There will be posturing efforts to dissemble, to try to re-write history, to cast blame, to shun responsibility, to point towards so called fake news, to excoriate, insult, demean, and distort a way out of the fallen house of cards. From among the true Trump believers, from the legions of the blindly faithful, many will fall for it, but not all, and not enough. Because there will be those influential few who will become disgusted by it. Repulsed because someone they know suffered through this and died alone, comforted in their final moments only by the nurse, doctor, or health aide who courageously chose to blend together the virtues of generosity and gentleness, creating the kindness they give to all in their care. A kindness unknown, and unappreciated by the empty soul of the White House – our house. The contrast between those who truly serve and sacrifice on the broad front lines of this pandemic and the person who occupies our symbolic ‘home’ will be stark and revealing.

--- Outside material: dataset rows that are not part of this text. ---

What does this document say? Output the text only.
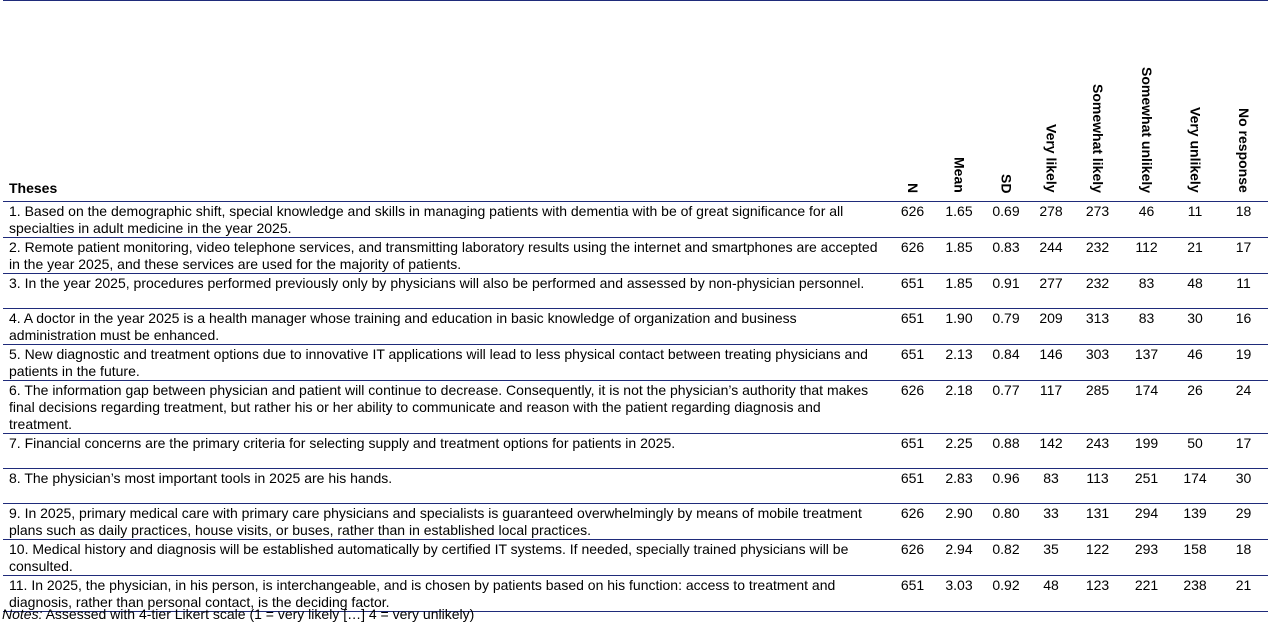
Theses	N	Mean	SD	Very likely	Somewhat likely	Somewhat unlikely	Very unlikely	No response
1. Based on the demographic shift, special knowledge and skills in managing patients with dementia with be of great significance for all specialties in adult medicine in the year 2025.	626	1.65	0.69	278	273	46	11	18
2. Remote patient monitoring, video telephone services, and transmitting laboratory results using the internet and smartphones are accepted in the year 2025, and these services are used for the majority of patients.	626	1.85	0.83	244	232	112	21	17
3. In the year 2025, procedures performed previously only by physicians will also be performed and assessed by non-physician personnel.	651	1.85	0.91	277	232	83	48	11
4. A doctor in the year 2025 is a health manager whose training and education in basic knowledge of organization and business administration must be enhanced.	651	1.90	0.79	209	313	83	30	16
5. New diagnostic and treatment options due to innovative IT applications will lead to less physical contact between treating physicians and patients in the future.	651	2.13	0.84	146	303	137	46	19
6. The information gap between physician and patient will continue to decrease. Consequently, it is not the physician’s authority that makes final decisions regarding treatment, but rather his or her ability to communicate and reason with the patient regarding diagnosis and treatment.	626	2.18	0.77	117	285	174	26	24
7. Financial concerns are the primary criteria for selecting supply and treatment options for patients in 2025.	651	2.25	0.88	142	243	199	50	17
8. The physician’s most important tools in 2025 are his hands.	651	2.83	0.96	83	113	251	174	30
9. In 2025, primary medical care with primary care physicians and specialists is guaranteed overwhelmingly by means of mobile treatment plans such as daily practices, house visits, or buses, rather than in established local practices.	626	2.90	0.80	33	131	294	139	29
10. Medical history and diagnosis will be established automatically by certified IT systems. If needed, specially trained physicians will be consulted.	626	2.94	0.82	35	122	293	158	18
11. In 2025, the physician, in his person, is interchangeable, and is chosen by patients based on his function: access to treatment and diagnosis, rather than personal contact, is the deciding factor.	651	3.03	0.92	48	123	221	238	21
Notes: Assessed with 4-tier Likert scale (1 = very likely […] 4 = very unlikely)
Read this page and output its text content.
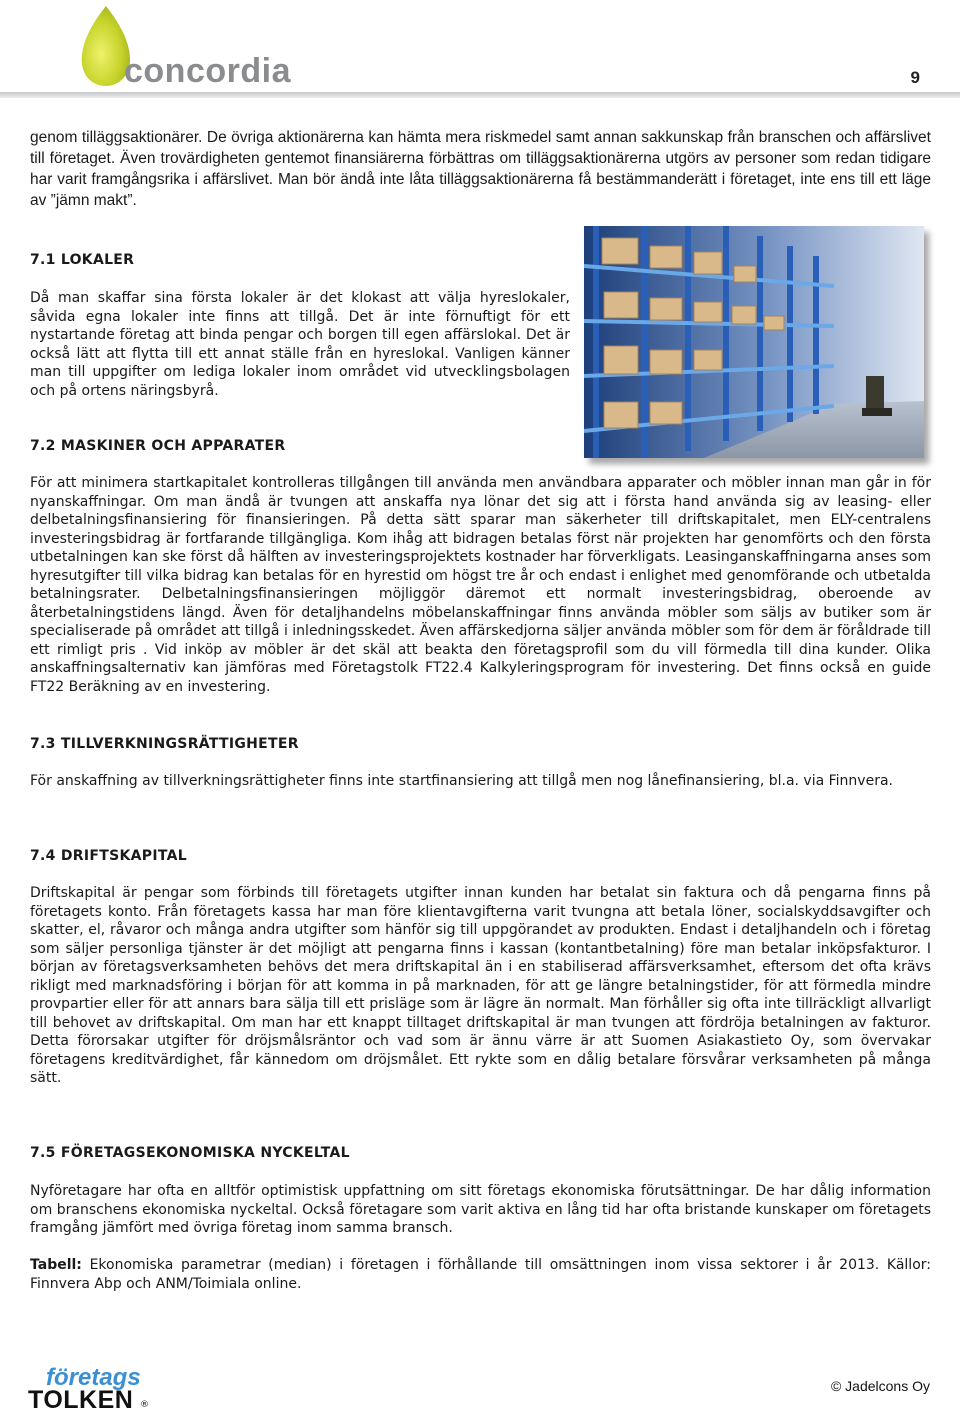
concordia	9

genom tilläggsaktionärer. De övriga aktionärerna kan hämta mera riskmedel samt annan sakkunskap från branschen och affärslivet till företaget. Även trovärdigheten gentemot finansiärerna förbättras om tilläggsaktionärerna utgörs av personer som redan tidigare har varit framgångsrika i affärslivet. Man bör ändå inte låta tilläggsaktionärerna få bestämmanderätt i företaget, inte ens till ett läge av ”jämn makt”.

7.1 LOKALER

Då man skaffar sina första lokaler är det klokast att välja hyreslokaler, såvida egna lokaler inte finns att tillgå. Det är inte förnuftigt för ett nystartande företag att binda pengar och borgen till egen affärslokal. Det är också lätt att flytta till ett annat ställe från en hyreslokal. Vanligen känner man till uppgifter om lediga lokaler inom området vid utvecklingsbolagen och på ortens näringsbyrå.

7.2 MASKINER OCH APPARATER

För att minimera startkapitalet kontrolleras tillgången till använda men användbara apparater och möbler innan man går in för nyanskaffningar. Om man ändå är tvungen att anskaffa nya lönar det sig att i första hand använda sig av leasing- eller delbetalningsfinansiering för finansieringen. På detta sätt sparar man säkerheter till driftskapitalet, men ELY-centralens investeringsbidrag är fortfarande tillgängliga. Kom ihåg att bidragen betalas först när projekten har genomförts och den första utbetalningen kan ske först då hälften av investeringsprojektets kostnader har förverkligats. Leasinganskaffningarna anses som hyresutgifter till vilka bidrag kan betalas för en hyrestid om högst tre år och endast i enlighet med genomförande och utbetalda betalningsrater. Delbetalningsfinansieringen möjliggör däremot ett normalt investeringsbidrag, oberoende av återbetalningstidens längd. Även för detaljhandelns möbelanskaffningar finns använda möbler som säljs av butiker som är specialiserade på området att tillgå i inledningsskedet. Även affärskedjorna säljer använda möbler som för dem är föråldrade till ett rimligt pris . Vid inköp av möbler är det skäl att beakta den företagsprofil som du vill förmedla till dina kunder. Olika anskaffningsalternativ kan jämföras med Företagstolk FT22.4 Kalkyleringsprogram för investering. Det finns också en guide FT22 Beräkning av en investering.

7.3 TILLVERKNINGSRÄTTIGHETER

För anskaffning av tillverkningsrättigheter finns inte startfinansiering att tillgå men nog lånefinansiering, bl.a. via Finnvera.

7.4 DRIFTSKAPITAL

Driftskapital är pengar som förbinds till företagets utgifter innan kunden har betalat sin faktura och då pengarna finns på företagets konto. Från företagets kassa har man före klientavgifterna varit tvungna att betala löner, socialskyddsavgifter och skatter, el, råvaror och många andra utgifter som hänför sig till uppgörandet av produkten. Endast i detaljhandeln och i företag som säljer personliga tjänster är det möjligt att pengarna finns i kassan (kontantbetalning) före man betalar inköpsfakturor. I början av företagsverksamheten behövs det mera driftskapital än i en stabiliserad affärsverksamhet, eftersom det ofta krävs rikligt med marknadsföring i början för att komma in på marknaden, för att ge längre betalningstider, för att förmedla mindre provpartier eller för att annars bara sälja till ett prisläge som är lägre än normalt. Man förhåller sig ofta inte tillräckligt allvarligt till behovet av driftskapital. Om man har ett knappt tilltaget driftskapital är man tvungen att fördröja betalningen av fakturor. Detta förorsakar utgifter för dröjsmålsräntor och vad som är ännu värre är att Suomen Asiakastieto Oy, som övervakar företagens kreditvärdighet, får kännedom om dröjsmålet. Ett rykte som en dålig betalare försvårar verksamheten på många sätt.

7.5 FÖRETAGSEKONOMISKA NYCKELTAL

Nyföretagare har ofta en alltför optimistisk uppfattning om sitt företags ekonomiska förutsättningar. De har dålig information om branschens ekonomiska nyckeltal. Också företagare som varit aktiva en lång tid har ofta bristande kunskaper om företagets framgång jämfört med övriga företag inom samma bransch.

Tabell: Ekonomiska parametrar (median) i företagen i förhållande till omsättningen inom vissa sektorer i år 2013. Källor: Finnvera Abp och ANM/Toimiala online.

företags
TOLKEN ®
© Jadelcons Oy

Every day, from those who give of themselves, an amalgam of virtue is on display for all to see: the gentleness and generosity mentioned above; the courage and dignity in giving care to others; that care combined with the humility, commitment, and gratitude in having the opportunity to ‘sing the sacred chorus of How Can I Help?’; the sympathy and compassion for those who suffer; and the sense of responsibility, sadness and loss for those they could not save. This, after all, is what constitutes true greatness – an authentic greatness that those who so serve have always possessed. A greatness unrecognizable to Mr. Trump, because it is undeniable that these virtues are not now, and never have been, discoverable in his own character. The arrogance of claimed perfection will result in more death than this or any culture can absorb without damage. And this we can sorrowfully deduce from the very demographic statistics that have been repeatedly disparaged and intentionally misrepresented by the President and his administration for months.
It is painfully likely, that the sheer number of deaths and the six-degrees-of-separation formula that such a huge number pre-sages, means that everyone will have some traceable connection to someone who dies. And very few things in life carry such pain, weight and burden as does the unnecessary death of one who is beloved. Once sorrow has receded from being the thing that survivors feel every hour, to the thing they merely think of every day; just when time has started to soften the misery, the social strictures will be eased, and the delayed and postponed rituals will begin, re-awakening both the suffering and the anger. Soon, the mind will shift its attention, as it so often and inevitably does, to a ‘hold-someone-responsible’ sense of justice. All the claims of perfect action, all the excuses, all the pointing of the finger elsewhere, will ring as empty as the government that has been hollowed out. Then, more than a handful of people will re-assess their previous choices, because they will be left only with the sad apology of T.S. Elliot: “That is not what I meant at all, that is not it, at all.”
And with that in mind, they will vote.